Um das Präparat Ritalin ranken sich Mythen. So behaupten Forscher, dass die verschreibungspflichtigen Medikamente für Personen mit einer sogenannten Aufmerksamkeitsdefizit-/Hyperaktivitätsstörung (ADHS) zur Verbesserung der Konzentration und kognitiven Leistungen führen. Dadurch werden sie sogar häufig auch von Schülern ohne diese diagnostizierte Störung eingenommen (siehe TN-Artikel «ADHS-Medikamente wie Ritalin verringern die Leistung von Schülern»).

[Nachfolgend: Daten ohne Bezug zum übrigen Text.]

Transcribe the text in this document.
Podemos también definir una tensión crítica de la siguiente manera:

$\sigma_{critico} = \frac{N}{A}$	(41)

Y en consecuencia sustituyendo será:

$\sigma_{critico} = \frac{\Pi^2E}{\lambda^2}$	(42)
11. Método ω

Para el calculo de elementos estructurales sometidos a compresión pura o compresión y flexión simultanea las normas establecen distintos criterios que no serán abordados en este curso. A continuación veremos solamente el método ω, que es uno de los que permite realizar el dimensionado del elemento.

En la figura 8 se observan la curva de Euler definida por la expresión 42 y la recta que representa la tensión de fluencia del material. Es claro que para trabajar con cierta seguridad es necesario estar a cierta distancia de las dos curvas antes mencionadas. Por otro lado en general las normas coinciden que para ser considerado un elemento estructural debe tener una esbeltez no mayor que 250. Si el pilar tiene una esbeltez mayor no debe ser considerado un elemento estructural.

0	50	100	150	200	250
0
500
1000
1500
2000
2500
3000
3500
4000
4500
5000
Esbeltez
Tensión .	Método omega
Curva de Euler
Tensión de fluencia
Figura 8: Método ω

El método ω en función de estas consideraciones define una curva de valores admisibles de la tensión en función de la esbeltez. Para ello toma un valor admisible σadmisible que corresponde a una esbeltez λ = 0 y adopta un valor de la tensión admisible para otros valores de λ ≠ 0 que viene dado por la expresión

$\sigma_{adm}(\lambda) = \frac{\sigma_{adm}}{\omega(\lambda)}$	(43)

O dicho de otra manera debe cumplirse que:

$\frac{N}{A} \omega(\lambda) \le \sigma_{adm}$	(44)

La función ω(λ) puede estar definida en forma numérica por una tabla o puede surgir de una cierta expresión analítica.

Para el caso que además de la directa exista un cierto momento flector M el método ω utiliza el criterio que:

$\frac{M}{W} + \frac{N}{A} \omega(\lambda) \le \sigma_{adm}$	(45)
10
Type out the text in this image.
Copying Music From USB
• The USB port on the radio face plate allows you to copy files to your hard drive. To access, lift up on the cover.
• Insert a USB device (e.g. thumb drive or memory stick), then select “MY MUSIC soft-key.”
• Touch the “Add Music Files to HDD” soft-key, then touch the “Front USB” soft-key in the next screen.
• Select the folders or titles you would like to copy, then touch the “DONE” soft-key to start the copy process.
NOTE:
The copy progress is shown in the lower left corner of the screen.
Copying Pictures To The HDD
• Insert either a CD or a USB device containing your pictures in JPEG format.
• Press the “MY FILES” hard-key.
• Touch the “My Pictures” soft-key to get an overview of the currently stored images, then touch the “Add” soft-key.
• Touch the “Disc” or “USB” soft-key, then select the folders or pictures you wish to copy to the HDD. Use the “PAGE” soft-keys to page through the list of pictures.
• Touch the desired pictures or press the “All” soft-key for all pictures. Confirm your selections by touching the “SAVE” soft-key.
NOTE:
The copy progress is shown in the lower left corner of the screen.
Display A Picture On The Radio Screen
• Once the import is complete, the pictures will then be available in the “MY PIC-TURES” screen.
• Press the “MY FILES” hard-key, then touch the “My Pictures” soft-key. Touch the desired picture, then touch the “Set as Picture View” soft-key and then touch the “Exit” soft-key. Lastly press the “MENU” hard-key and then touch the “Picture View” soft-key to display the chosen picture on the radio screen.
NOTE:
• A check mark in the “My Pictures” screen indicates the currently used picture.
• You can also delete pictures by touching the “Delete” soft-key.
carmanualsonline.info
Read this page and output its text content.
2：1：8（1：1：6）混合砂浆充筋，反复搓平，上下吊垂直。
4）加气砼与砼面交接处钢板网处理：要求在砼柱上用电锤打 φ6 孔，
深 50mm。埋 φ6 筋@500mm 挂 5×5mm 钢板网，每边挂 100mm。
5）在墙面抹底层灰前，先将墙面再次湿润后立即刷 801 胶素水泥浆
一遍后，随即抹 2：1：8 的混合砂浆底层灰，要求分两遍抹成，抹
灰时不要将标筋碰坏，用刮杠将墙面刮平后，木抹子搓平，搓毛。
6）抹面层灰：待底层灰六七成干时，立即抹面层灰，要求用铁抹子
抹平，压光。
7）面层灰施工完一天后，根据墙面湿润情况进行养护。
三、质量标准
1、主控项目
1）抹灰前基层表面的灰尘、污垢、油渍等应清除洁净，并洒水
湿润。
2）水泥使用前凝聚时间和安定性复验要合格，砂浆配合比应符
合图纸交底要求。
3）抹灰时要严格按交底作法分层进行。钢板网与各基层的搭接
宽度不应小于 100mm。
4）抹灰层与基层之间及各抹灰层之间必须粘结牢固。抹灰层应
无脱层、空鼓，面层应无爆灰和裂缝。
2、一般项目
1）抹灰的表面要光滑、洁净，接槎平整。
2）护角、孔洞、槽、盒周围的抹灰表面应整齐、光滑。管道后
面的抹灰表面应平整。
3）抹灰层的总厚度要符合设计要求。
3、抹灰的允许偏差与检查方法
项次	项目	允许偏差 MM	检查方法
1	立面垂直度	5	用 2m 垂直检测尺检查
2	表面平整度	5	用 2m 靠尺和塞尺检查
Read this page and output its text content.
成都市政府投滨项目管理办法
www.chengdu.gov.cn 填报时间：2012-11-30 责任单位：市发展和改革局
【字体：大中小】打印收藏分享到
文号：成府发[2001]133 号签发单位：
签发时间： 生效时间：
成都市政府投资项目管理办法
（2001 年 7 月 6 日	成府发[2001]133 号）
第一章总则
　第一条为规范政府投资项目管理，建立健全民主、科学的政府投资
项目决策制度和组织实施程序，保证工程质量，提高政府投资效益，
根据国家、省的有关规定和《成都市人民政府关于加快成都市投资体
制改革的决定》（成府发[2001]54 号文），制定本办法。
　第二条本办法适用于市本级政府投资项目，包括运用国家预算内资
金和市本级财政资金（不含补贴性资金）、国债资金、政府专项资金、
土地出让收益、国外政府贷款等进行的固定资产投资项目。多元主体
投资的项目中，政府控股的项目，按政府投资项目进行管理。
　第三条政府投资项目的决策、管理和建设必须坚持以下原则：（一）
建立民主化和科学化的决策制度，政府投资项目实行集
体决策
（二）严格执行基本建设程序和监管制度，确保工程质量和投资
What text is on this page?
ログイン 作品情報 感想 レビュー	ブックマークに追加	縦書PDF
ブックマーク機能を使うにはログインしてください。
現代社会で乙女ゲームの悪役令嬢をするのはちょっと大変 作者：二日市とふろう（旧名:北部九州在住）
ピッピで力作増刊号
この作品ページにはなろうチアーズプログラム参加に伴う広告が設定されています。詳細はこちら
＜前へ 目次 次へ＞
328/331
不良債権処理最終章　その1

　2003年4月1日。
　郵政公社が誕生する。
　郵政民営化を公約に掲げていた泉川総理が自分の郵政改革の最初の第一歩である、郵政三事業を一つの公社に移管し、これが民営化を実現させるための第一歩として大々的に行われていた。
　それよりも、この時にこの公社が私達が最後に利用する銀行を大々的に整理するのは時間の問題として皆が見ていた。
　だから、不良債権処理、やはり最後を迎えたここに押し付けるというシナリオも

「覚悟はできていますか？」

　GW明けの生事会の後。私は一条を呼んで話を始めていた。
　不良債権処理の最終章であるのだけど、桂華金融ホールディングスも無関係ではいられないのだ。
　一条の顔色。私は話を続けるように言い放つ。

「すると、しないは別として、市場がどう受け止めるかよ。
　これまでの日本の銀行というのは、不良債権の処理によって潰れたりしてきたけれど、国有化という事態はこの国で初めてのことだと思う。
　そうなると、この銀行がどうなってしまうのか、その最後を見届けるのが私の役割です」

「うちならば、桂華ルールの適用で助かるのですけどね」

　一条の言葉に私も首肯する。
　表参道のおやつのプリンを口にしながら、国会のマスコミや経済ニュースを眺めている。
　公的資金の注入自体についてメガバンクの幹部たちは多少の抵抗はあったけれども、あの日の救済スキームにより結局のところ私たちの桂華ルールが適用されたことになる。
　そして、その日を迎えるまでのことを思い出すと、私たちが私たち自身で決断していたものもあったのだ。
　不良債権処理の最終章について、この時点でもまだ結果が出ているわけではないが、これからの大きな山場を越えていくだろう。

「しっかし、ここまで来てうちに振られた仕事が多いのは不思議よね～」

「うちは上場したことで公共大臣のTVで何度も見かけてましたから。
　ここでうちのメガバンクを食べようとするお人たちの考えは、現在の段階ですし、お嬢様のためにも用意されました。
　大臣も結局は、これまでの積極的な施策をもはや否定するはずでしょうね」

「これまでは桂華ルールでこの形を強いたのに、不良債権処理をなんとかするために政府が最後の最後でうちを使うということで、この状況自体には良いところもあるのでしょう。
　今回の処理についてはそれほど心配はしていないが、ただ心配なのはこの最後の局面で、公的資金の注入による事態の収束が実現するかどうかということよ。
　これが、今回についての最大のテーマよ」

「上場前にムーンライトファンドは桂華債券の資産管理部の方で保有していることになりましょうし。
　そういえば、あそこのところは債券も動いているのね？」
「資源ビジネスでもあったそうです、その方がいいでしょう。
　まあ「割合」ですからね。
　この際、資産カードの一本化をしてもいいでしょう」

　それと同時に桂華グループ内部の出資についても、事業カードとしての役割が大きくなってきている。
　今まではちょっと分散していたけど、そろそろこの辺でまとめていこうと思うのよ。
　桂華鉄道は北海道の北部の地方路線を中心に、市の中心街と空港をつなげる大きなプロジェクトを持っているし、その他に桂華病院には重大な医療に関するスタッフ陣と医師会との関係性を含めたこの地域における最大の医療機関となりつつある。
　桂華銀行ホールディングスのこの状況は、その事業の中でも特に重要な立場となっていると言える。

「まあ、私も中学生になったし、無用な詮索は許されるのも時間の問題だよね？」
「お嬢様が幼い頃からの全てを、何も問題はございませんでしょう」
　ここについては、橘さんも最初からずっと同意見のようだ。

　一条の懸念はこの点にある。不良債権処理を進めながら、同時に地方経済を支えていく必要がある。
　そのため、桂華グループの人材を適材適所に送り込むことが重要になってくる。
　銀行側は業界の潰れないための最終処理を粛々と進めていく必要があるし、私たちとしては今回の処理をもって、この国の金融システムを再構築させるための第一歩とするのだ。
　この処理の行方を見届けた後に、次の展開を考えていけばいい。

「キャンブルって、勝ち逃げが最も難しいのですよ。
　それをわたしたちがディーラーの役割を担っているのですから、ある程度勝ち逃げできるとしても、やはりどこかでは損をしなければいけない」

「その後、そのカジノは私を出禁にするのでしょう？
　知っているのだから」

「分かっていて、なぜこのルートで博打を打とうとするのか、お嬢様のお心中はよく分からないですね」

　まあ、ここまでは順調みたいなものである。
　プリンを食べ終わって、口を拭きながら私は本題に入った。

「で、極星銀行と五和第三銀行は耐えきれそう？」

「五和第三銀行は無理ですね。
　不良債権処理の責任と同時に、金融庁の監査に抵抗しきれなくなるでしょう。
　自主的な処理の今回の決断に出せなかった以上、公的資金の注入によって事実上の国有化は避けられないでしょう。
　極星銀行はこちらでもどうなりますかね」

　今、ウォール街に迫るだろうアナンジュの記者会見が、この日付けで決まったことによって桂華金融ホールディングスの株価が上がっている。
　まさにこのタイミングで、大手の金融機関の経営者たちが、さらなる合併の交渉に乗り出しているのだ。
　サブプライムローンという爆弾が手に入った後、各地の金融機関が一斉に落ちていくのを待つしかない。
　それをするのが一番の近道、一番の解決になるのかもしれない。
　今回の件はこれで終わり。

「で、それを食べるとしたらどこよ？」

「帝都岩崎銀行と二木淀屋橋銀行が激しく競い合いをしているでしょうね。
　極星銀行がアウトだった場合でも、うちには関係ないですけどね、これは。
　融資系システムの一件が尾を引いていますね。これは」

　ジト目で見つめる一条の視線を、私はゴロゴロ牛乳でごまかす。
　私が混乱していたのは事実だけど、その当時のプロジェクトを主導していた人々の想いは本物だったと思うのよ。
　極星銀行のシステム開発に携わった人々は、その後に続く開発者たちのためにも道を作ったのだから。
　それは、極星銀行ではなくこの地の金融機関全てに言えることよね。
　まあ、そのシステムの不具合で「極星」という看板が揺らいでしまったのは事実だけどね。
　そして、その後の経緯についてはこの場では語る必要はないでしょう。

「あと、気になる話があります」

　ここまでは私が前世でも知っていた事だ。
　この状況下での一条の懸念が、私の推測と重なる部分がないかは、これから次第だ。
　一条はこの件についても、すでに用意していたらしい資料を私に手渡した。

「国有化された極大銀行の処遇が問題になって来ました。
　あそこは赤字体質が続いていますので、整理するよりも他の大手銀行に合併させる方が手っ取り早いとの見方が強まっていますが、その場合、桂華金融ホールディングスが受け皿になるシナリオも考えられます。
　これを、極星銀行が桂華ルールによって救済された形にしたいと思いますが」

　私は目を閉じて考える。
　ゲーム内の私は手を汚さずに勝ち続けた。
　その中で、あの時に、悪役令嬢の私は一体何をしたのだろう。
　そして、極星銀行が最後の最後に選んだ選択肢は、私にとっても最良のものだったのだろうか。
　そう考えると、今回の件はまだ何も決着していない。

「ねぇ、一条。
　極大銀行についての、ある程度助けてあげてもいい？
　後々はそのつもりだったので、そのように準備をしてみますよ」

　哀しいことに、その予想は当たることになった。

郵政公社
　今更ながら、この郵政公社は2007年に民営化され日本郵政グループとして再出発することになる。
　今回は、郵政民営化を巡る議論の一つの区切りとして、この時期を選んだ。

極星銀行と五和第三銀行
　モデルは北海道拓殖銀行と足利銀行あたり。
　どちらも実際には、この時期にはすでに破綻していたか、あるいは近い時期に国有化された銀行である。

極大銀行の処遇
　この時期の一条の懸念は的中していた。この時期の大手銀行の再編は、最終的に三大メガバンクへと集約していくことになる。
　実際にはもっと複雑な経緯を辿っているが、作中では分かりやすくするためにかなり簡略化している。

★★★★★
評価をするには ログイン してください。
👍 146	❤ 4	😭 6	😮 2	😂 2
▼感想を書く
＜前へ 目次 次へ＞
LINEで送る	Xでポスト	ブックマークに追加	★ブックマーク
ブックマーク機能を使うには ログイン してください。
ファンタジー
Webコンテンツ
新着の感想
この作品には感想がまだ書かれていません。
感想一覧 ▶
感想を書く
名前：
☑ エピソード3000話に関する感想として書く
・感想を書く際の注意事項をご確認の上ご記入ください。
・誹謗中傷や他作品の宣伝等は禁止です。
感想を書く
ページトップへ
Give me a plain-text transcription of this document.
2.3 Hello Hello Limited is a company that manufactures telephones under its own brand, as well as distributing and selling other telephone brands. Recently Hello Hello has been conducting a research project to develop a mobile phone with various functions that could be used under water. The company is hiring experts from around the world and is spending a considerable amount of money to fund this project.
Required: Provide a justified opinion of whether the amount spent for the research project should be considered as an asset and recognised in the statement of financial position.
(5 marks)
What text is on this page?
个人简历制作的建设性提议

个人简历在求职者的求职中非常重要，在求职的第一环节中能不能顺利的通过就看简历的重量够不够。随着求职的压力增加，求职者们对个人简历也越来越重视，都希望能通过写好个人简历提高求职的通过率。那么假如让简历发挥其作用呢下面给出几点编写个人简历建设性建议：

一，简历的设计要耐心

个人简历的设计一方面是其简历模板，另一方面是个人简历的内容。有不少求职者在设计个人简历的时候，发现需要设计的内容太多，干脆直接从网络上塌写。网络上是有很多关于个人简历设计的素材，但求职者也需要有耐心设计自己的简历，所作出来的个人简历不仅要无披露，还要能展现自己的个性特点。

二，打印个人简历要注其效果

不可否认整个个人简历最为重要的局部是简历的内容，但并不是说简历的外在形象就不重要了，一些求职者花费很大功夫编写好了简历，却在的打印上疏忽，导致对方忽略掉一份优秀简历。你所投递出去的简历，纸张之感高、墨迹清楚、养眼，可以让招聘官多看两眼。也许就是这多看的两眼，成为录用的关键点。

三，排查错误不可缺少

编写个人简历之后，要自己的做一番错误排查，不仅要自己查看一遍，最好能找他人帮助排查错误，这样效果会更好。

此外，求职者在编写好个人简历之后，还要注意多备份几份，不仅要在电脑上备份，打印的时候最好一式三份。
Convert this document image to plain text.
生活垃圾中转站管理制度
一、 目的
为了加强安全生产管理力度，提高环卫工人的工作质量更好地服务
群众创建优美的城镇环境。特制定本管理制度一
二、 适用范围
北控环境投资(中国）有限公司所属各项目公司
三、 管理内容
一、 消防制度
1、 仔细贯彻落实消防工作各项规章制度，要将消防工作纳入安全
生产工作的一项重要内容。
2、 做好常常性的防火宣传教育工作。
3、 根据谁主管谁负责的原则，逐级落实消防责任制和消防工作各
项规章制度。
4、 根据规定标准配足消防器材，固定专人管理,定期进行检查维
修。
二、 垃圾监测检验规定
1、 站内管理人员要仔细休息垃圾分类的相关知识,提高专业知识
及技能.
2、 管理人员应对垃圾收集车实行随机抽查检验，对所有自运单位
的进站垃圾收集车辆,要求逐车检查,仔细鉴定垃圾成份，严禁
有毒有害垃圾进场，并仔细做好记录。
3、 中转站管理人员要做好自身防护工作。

Und nicht nur das. Laut dem «Verordnungsreport» der Techniker Krankenkasse 2022 stieg der Anteil der 12- bis 17-Jährigen in Deutschland, die Psychopharmaka verordnet bekamen, von 3,5 Prozent im Jahr 2017 auf etwa 4,3 Prozent im Jahr 2020. Diese Zahl bezieht sich nicht exklusiv auf ADHS-Medikamente, sondern auf Psychopharmaka insgesamt. Doch ADHS-Mittel machen darin einen Großteil aus – bei den Schulkindern laut Bericht «rund 70 Prozent der Psychopharmaka-Verordnungen».
Bedenkt man, dass es in Deutschland 13 bis 14 Millionen Kinder und Jugendliche im Alter von 0 bis 17 Jahren gibt, bekommen also 560.000 bis 600.000 davon (4,3 Prozent) Psychopharmaka verordnet – und ein Großteil davon wiederum ADHS-Medikamente wie Ritalin.
Doch warum dieser regelrechte «Hype»? So bezeichnen Kritiker seit Jahren Ritalin als «Kinderkokain». Robert Whitaker, Autor des preisgekrönten Buches «Anatomy Of An Epidemic» (Anatomie einer Epidemie), sagte mir dazu 2013 im Interview:
«Die New York Times brachte vor Kurzem eine Geschichte über einen Jugendlichen heraus, der von Ritalin süchtig wurde. Der Unterschied zwischen Ritalin und Kokain ist, dass Ritalin länger im Körper bleibt, aber ihr Wirkmechanismus ist so ziemlich der gleiche.»
Auch ergab eine 2023 erschienene Studie, dass ADHS-Medikamente wie Ritalin die Konzentration und Leistung beeinträchtigen (TN berichtete).
Greenmedinfo hat die brisante Thematik jetzt aufgegriffen und einen langen Beitrag «über die dunkle Wahrheit über die Verabreichung» von Ritalin & Co. gebracht. Zugleich wird darin über einen «natürlichen Extrakt, der die Entwicklung des Gehirns fördert und nicht verhindert» berichtet. In dem Text heißt es:
[...]«Jeden Tag werden Millionen von Kindern Amphetamin-basierte Medikamente gegen ADHS verschrieben – eine Praxis, die ethisch skandalös und medizinisch rücksichtslos ist. ADHS-Stimulanzien wie Adderall und Ritalin sind im Wesentlichen pharmazeutisches ‹Speed›, das in seiner Wirkung fast identisch mit illegalen Betäubungsmitteln ist und in beispiellosem Ausmaß an heranwachsende Kinder verabreicht wird.»